Along with the exploration going to a deeper and finer status, the role of long noncoding RNAs (lncRNAs) in the formation of tamoxifen resistance attracts much more attention15,16,17. LncRNAs are a class of RNA molecules more than 200 nucleotides in length and without protein-coding capacity18,19. They participates in all levels of nuclear architecture and gene expression, involving in telomere stability, long range DNA looping and trans-chromosomal interactions, X-chromosome inactivation, imprinting, formation of nuclear sub-compartments, fine regulation of epigenetic modification, regulation of RNA splicing and maturation, control of mRNA and protein stability20,21,22. It has been demonstrated that the dysregulation of lncRNA is associated with various kinds of human diseases, such as cancers, diabetes, chronic hepatitis C, ankylosing spondylitis, autism spectrum disorder23,24,25,26,27. Its predicted value for prognosis has been confirmed in several cancers including lung cancer, gallbladder cancer, ovarian cancer, gastric cancer and colorectal cancer28,29,30,31,32,33. Accordingly, previous studies had identified that overexpression of LncRNA BCAR4 in tamoxifen-sensitive ZR-75-1 cells blocked the anti-proliferative effects of tamoxifen, increasing the tamoxifen resistance34,35. Nevertheless, limited number of LncRNAs were proposed as clinically relevant biomarkers for tamoxifen resistance, and searching a lncRNA signature might be concrete predictive and prognostic value in the management of ER-positive BC receiving tamoxifen.
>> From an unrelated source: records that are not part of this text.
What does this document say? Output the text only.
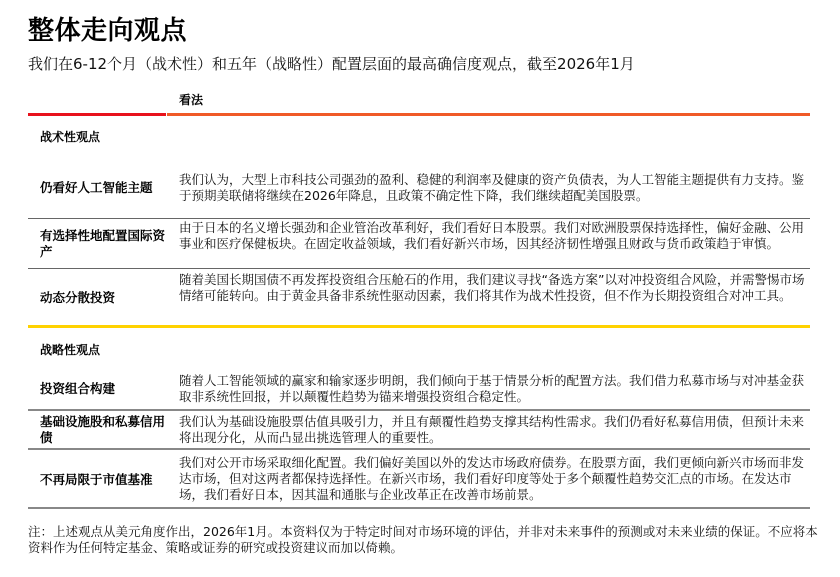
整体走向观点
我们在6-12个月（战术性）和五年（战略性）配置层面的最高确信度观点，截至2026年1月
看法
战术性观点
仍看好人工智能主题
我们认为，大型上市科技公司强劲的盈利、稳健的利润率及健康的资产负债表，为人工智能主题提供有力支持。鉴于预期美联储将继续在2026年降息，且政策不确定性下降，我们继续超配美国股票。
有选择性地配置国际资产
由于日本的名义增长强劲和企业管治改革利好，我们看好日本股票。我们对欧洲股票保持选择性，偏好金融、公用事业和医疗保健板块。在固定收益领域，我们看好新兴市场，因其经济韧性增强且财政与货币政策趋于审慎。
动态分散投资
随着美国长期国债不再发挥投资组合压舱石的作用，我们建议寻找“备选方案”以对冲投资组合风险，并需警惕市场情绪可能转向。由于黄金具备非系统性驱动因素，我们将其作为战术性投资，但不作为长期投资组合对冲工具。
战略性观点
投资组合构建
随着人工智能领域的赢家和输家逐步明朗，我们倾向于基于情景分析的配置方法。我们借力私募市场与对冲基金获取非系统性回报，并以颠覆性趋势为锚来增强投资组合稳定性。
基础设施股和私募信用债
我们认为基础设施股票估值具吸引力，并且有颠覆性趋势支撑其结构性需求。我们仍看好私募信用债，但预计未来将出现分化，从而凸显出挑选管理人的重要性。
不再局限于市值基准
我们对公开市场采取细化配置。我们偏好美国以外的发达市场政府债券。在股票方面，我们更倾向新兴市场而非发达市场，但对这两者都保持选择性。在新兴市场，我们看好印度等处于多个颠覆性趋势交汇点的市场。在发达市场，我们看好日本，因其温和通胀与企业改革正在改善市场前景。
注：上述观点从美元角度作出，2026年1月。本资料仅为于特定时间对市场环境的评估，并非对未来事件的预测或对未来业绩的保证。不应将本资料作为任何特定基金、策略或证券的研究或投资建议而加以倚赖。
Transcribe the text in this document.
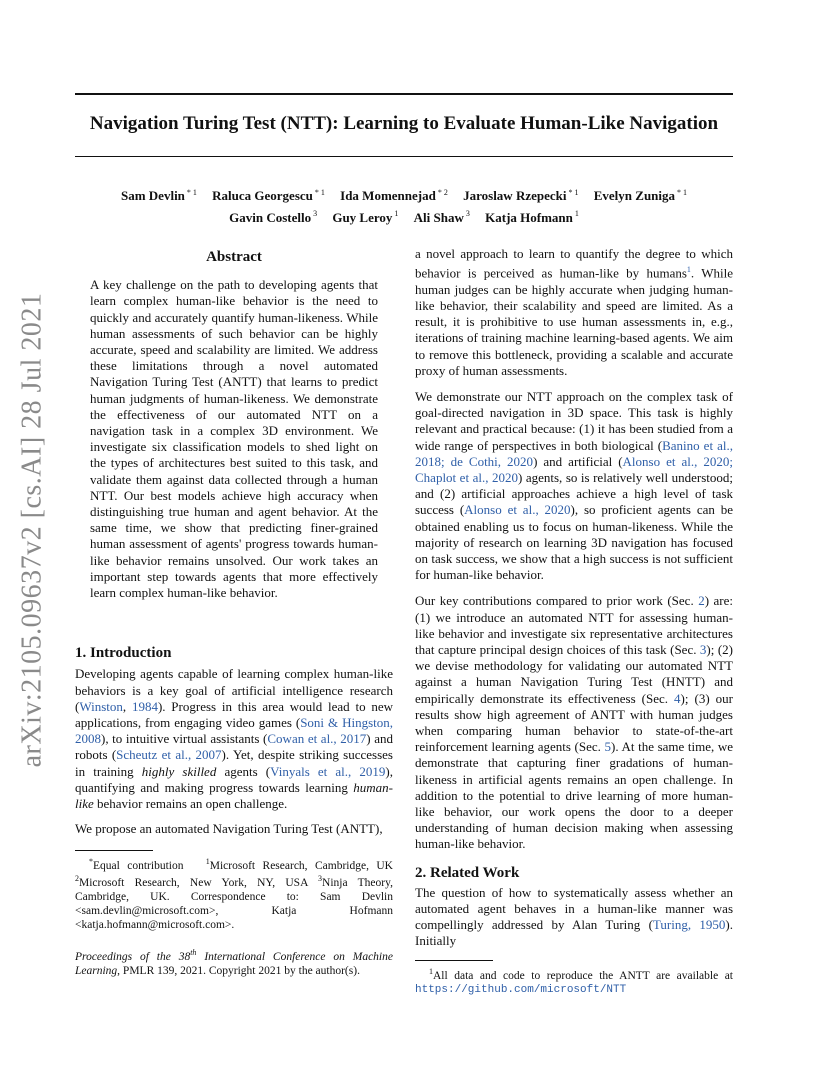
arXiv:2105.09637v2 [cs.AI] 28 Jul 2021
Navigation Turing Test (NTT): Learning to Evaluate Human-Like Navigation
Sam Devlin $^{* 1}$ Raluca Georgescu $^{* 1}$ Ida Momennejad $^{* 2}$ Jaroslaw Rzepecki $^{* 1}$ Evelyn Zuniga $^{* 1}$
Gavin Costello $^3$ Guy Leroy $^1$ Ali Shaw $^3$ Katja Hofmann $^1$
Abstract

A key challenge on the path to developing agents that learn complex human-like behavior is the need to quickly and accurately quantify human-likeness. While human assessments of such behavior can be highly accurate, speed and scalability are limited. We address these limitations through a novel automated Navigation Turing Test (ANTT) that learns to predict human judgments of human-likeness. We demonstrate the effectiveness of our automated NTT on a navigation task in a complex 3D environment. We investigate six classification models to shed light on the types of architectures best suited to this task, and validate them against data collected through a human NTT. Our best models achieve high accuracy when distinguishing true human and agent behavior. At the same time, we show that predicting finer-grained human assessment of agents' progress towards human-like behavior remains unsolved. Our work takes an important step towards agents that more effectively learn complex human-like behavior.

1. Introduction

Developing agents capable of learning complex human-like behaviors is a key goal of artificial intelligence research (Winston, 1984). Progress in this area would lead to new applications, from engaging video games (Soni & Hingston, 2008), to intuitive virtual assistants (Cowan et al., 2017) and robots (Scheutz et al., 2007). Yet, despite striking successes in training highly skilled agents (Vinyals et al., 2019), quantifying and making progress towards learning human-like behavior remains an open challenge.

We propose an automated Navigation Turing Test (ANTT),

*Equal contribution	$^1$Microsoft Research, Cambridge, UK $^2$Microsoft Research, New York, NY, USA $^3$Ninja Theory, Cambridge, UK. Correspondence to: Sam Devlin <sam.devlin@microsoft.com>, Katja Hofmann <katja.hofmann@microsoft.com>.
Proceedings of the 38th International Conference on Machine Learning, PMLR 139, 2021. Copyright 2021 by the author(s).

a novel approach to learn to quantify the degree to which behavior is perceived as human-like by humans$^1$. While human judges can be highly accurate when judging human-like behavior, their scalability and speed are limited. As a result, it is prohibitive to use human assessments in, e.g., iterations of training machine learning-based agents. We aim to remove this bottleneck, providing a scalable and accurate proxy of human assessments.

We demonstrate our NTT approach on the complex task of goal-directed navigation in 3D space. This task is highly relevant and practical because: (1) it has been studied from a wide range of perspectives in both biological (Banino et al., 2018; de Cothi, 2020) and artificial (Alonso et al., 2020; Chaplot et al., 2020) agents, so is relatively well understood; and (2) artificial approaches achieve a high level of task success (Alonso et al., 2020), so proficient agents can be obtained enabling us to focus on human-likeness. While the majority of research on learning 3D navigation has focused on task success, we show that a high success is not sufficient for human-like behavior.

Our key contributions compared to prior work (Sec. 2) are: (1) we introduce an automated NTT for assessing human-like behavior and investigate six representative architectures that capture principal design choices of this task (Sec. 3); (2) we devise methodology for validating our automated NTT against a human Navigation Turing Test (HNTT) and empirically demonstrate its effectiveness (Sec. 4); (3) our results show high agreement of ANTT with human judges when comparing human behavior to state-of-the-art reinforcement learning agents (Sec. 5). At the same time, we demonstrate that capturing finer gradations of human-likeness in artificial agents remains an open challenge. In addition to the potential to drive learning of more human-like behavior, our work opens the door to a deeper understanding of human decision making when assessing human-like behavior.

2. Related Work

The question of how to systematically assess whether an automated agent behaves in a human-like manner was compellingly addressed by Alan Turing (Turing, 1950). Initially

$^1$All data and code to reproduce the ANTT are available at https://github.com/microsoft/NTT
In this study, we used data acquired from The Cancer Genome Atlas (TCGA, http://cancergenome.nih.gov/) and Gene Expression Omnibus (GEO, https://www.ncbi.nlm.nih.gov/gds) whose gene expression microarray data can be mined to develop LncRNAs profiling36 to identify the predicted effects of lncRNAs on the relapse of ER-positive BC patients treated with tamoxifen.

Materials and Methods

ER-Positive BC treated with tamoxifen Datasets

ER-positive BC datasets corresponding clinical data were downloaded from the GEO and TCGA as training and external validation series, respectively. Only the ER-positive BC patients who were primarily treated with tamoxifen as the unique endocrine therapy other than mixed endocrine therapy such as alternative aromatase inhibitors (AIs) were included. The endpoint is defined relapse free survival (RFS), which is an interval from time of BC diagnosed to disease relapse or metastasis. GSE17705 dataset was screened, and 298 eligible patients treated with tamoxifen for 5 years with clinicopathological and survival data were included in our study as training cohort. After removing corresponding BC patients from TCGA database without clinicopathological data such as age, AJCC stage, LNR, chemotherapy and relapse or progress status, 160 ER-positive BC patients were enrolled finally, which were applied for validation cohort and nomogram construction. Eligible samples were identified from GSE17705 (n = 298) on basis of Affymetrix HG-U133A platform and TCGA dataset (n = 160), whose clinicopathological characteristics in two datasets are presented in Table 1.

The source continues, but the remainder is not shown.